Feed cache (Redis): 
  Key: feed:{user_id}
  Value: sorted list of [post_id, score] — trimmed to 1000 entries
  TTL: none (updated on every fanout write)
 
Post object cache (Redis):
  Key: post:{post_id}
  Value: {author, text, media_urls, timestamp}
  TTL: 30 minutes
 
Like count store (Redis):
  Key: likes:{post_id}
  Value: integer counter (INCR on each like)

Ranking: The Part Most Candidates Skip

A chronological feed is not a ranked feed. Every major social platform uses a ranking model, and the interview often probes here.

A simplified ranking score:

score(post) = recency_weight * time_decay(post.age)
            + affinity_weight * affinity(viewer, author)
            + engagement_weight * (likes + comments + shares)

In a real system, affinity(viewer, author) is a precomputed score updated in the background based on historical interaction signals. Storing and serving this per-pair score at scale requires its own infrastructure (a feature store, typically).

For the interview, demonstrating that you know ranking exists, what inputs it uses, and how it interacts with the fanout system is sufficient. You do not need to design a full ML pipeline.
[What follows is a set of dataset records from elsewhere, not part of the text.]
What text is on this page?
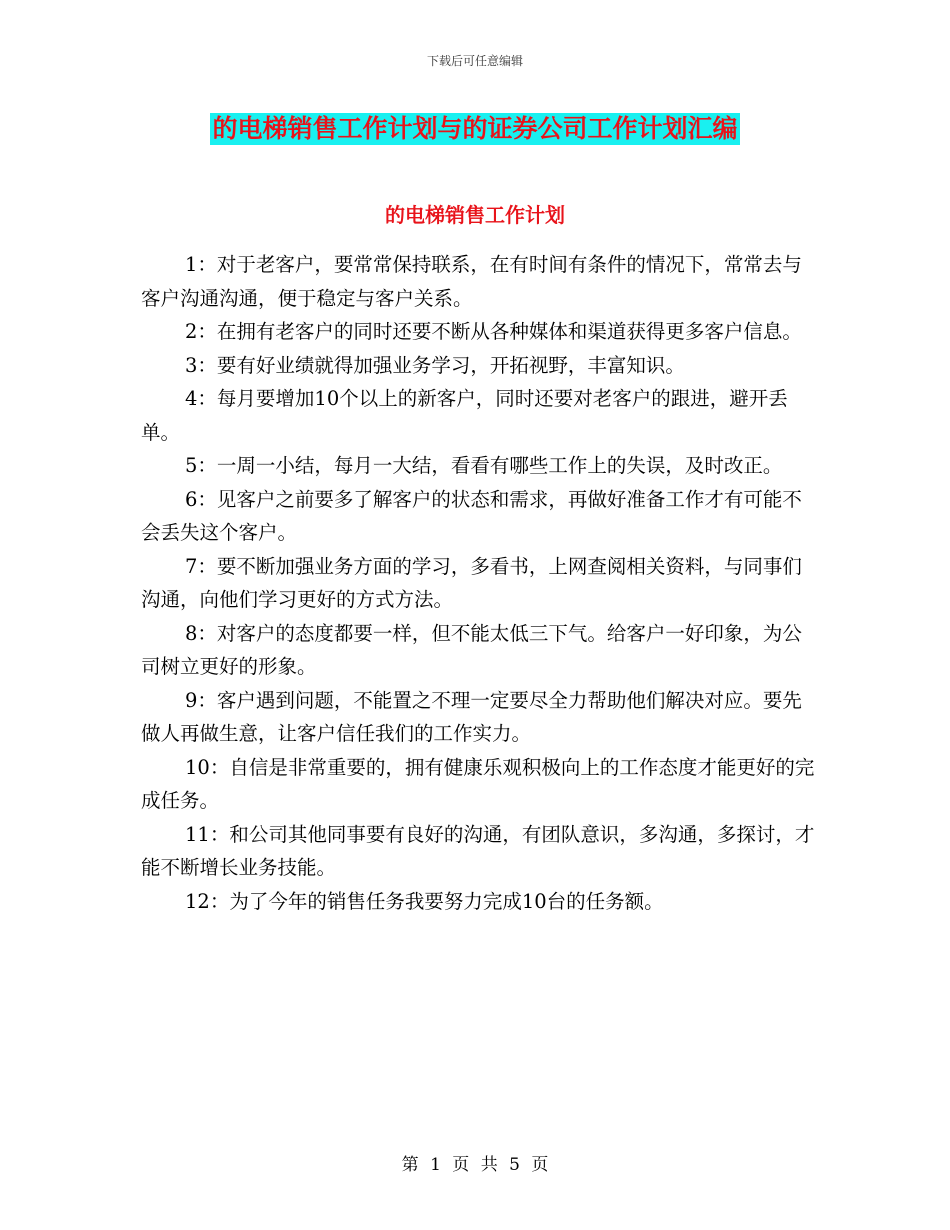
下载后可任意编辑
的电梯销售工作计划与的证券公司工作计划汇编
的电梯销售工作计划

1：对于老客户，要常常保持联系，在有时间有条件的情况下，常常去与客户沟通沟通，便于稳定与客户关系。

2：在拥有老客户的同时还要不断从各种媒体和渠道获得更多客户信息。

3：要有好业绩就得加强业务学习，开拓视野，丰富知识。

4：每月要增加10个以上的新客户，同时还要对老客户的跟进，避开丢单。

5：一周一小结，每月一大结，看看有哪些工作上的失误，及时改正。

6：见客户之前要多了解客户的状态和需求，再做好准备工作才有可能不会丢失这个客户。

7：要不断加强业务方面的学习，多看书，上网查阅相关资料，与同事们沟通，向他们学习更好的方式方法。

8：对客户的态度都要一样，但不能太低三下气。给客户一好印象，为公司树立更好的形象。

9：客户遇到问题，不能置之不理一定要尽全力帮助他们解决对应。要先做人再做生意，让客户信任我们的工作实力。

10：自信是非常重要的，拥有健康乐观积极向上的工作态度才能更好的完成任务。

11：和公司其他同事要有良好的沟通，有团队意识，多沟通，多探讨，才能不断增长业务技能。

12：为了今年的销售任务我要努力完成10台的任务额。

第 1 页 共 5 页
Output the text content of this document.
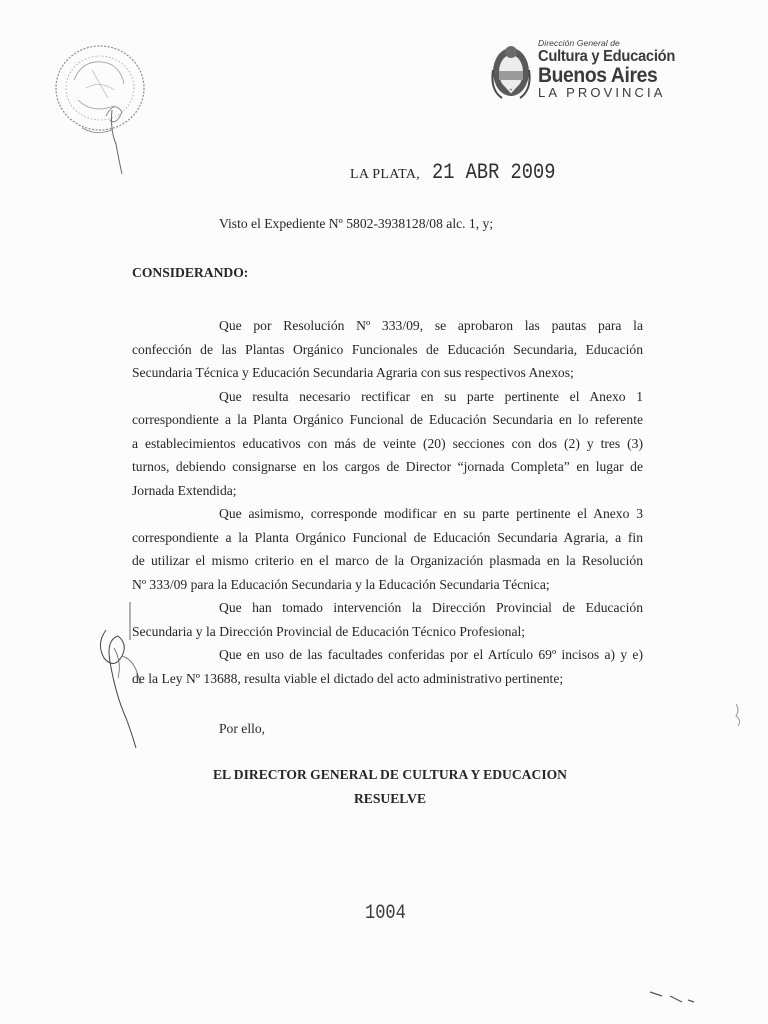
Dirección General de
Cultura y Educación
Buenos Aires
LA PROVINCIA
LA PLATA, 21 ABR 2009
Visto el Expediente Nº 5802-3938128/08 alc. 1, y;
CONSIDERANDO:
Que por Resolución Nº 333/09, se aprobaron las pautas para la
confección de las Plantas Orgánico Funcionales de Educación Secundaria, Educación
Secundaria Técnica y Educación Secundaria Agraria con sus respectivos Anexos;
Que resulta necesario rectificar en su parte pertinente el Anexo 1
correspondiente a la Planta Orgánico Funcional de Educación Secundaria en lo referente
a establecimientos educativos con más de veinte (20) secciones con dos (2) y tres (3)
turnos, debiendo consignarse en los cargos de Director “jornada Completa” en lugar de
Jornada Extendida;
Que asimismo, corresponde modificar en su parte pertinente el Anexo 3
correspondiente a la Planta Orgánico Funcional de Educación Secundaria Agraria, a fin
de utilizar el mismo criterio en el marco de la Organización plasmada en la Resolución
Nº 333/09 para la Educación Secundaria y la Educación Secundaria Técnica;
Que han tomado intervención la Dirección Provincial de Educación
Secundaria y la Dirección Provincial de Educación Técnico Profesional;
Que en uso de las facultades conferidas por el Artículo 69º incisos a) y e)
de la Ley Nº 13688, resulta viable el dictado del acto administrativo pertinente;
Por ello,
EL DIRECTOR GENERAL DE CULTURA Y EDUCACION
RESUELVE
1004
Capacity Calculation Check

Component	Estimate
Post writes	12/sec avg, ~35/sec peak
Feed read RPS	~1,200 avg, ~3,600 peak
Fanout queue messages/sec	12 posts/sec × 200 avg followers = 2,400 fanout ops/sec
Feed cache entries	100M DAU × 1,000 post IDs × 8 bytes = ~800GB
Redis nodes at 25GB each	~32 nodes for feed cache
Post object cache	1M posts/day × 500 bytes = 500MB/day, keep 7-day window = ~3.5GB — trivially cached

The feed cache size is the key constraint. 800GB across 32 Redis nodes is manageable but requires consistent hashing with replication (3x = ~2.4TB total Redis capacity).

Key Takeaways

Fanout strategy is the core decision in newsfeed design — neither push-only nor pull-only scales; hybrid fanout by follower count is the practitioner's answer.
Fanout must be asynchronous through a queue to avoid post latency coupling to fanout fan-out time.
Cache post IDs in the feed, not full post objects, to avoid cache invalidation hell when mutable fields (like counts) change.
Ranking exists in every real feed — even a simplified affinity + recency + engagement score demonstrates architectural awareness.
The 800GB+ feed cache is the dominant infrastructure cost; design sharding strategy before estimating node count.
Queue depth from fanout operations is your leading indicator of feed freshness SLA — monitor it as a first-class metric.